I’ve always been intrigued by Stevenson’s story, by the good doctor and his inner beast unleashed. I admit, I’ve always felt a kind of kinship with Jekyll and his Hyde. But don’t we all have that? We all have that shadow self, that Mr. Hyde, lurking inside us, just waiting to break free, don’t we? There is some of all of us in Jekyll and Hyde, and it’s easy to see it in black and white in this superb film.
If you don’t know the story by now, good Dr. Jekyll experiments with the duality of man. He believes that people are capable of both good and bad, and that those two natures are at odds within us. Through his experimentation he succeeds in getting in touch with his inner bad boy, who takes on a life of his own as Mr. Hyde. As Frankenstein might phrase it, Jekyll good, Hyde bad. Hyde very bad. Very, very, bad. Hyde is violent, lecherous, scandalous, murderous even (thanks Snagglepuss).
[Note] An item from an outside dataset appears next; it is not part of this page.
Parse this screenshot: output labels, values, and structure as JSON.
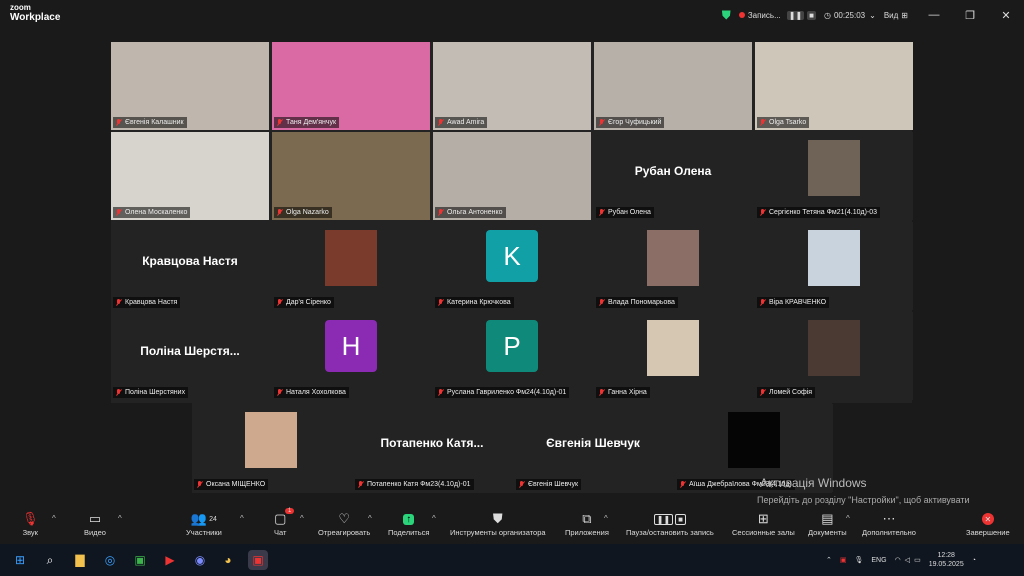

Jekyll is engaged to the virginal Muriel, but it’s Mr. Hyde’s object of affection, the prostitute Ivy, played by the rowdy and bawdy Miriam Hopkins, that is the real prize to keep your eye on in this picture. She is a sweet little package of sexuality all tied up with a cute little bow. Until she does her striptease.
Forget the Spencer Tracy version from ’42, and all other versions as a matter of fact. This is the one.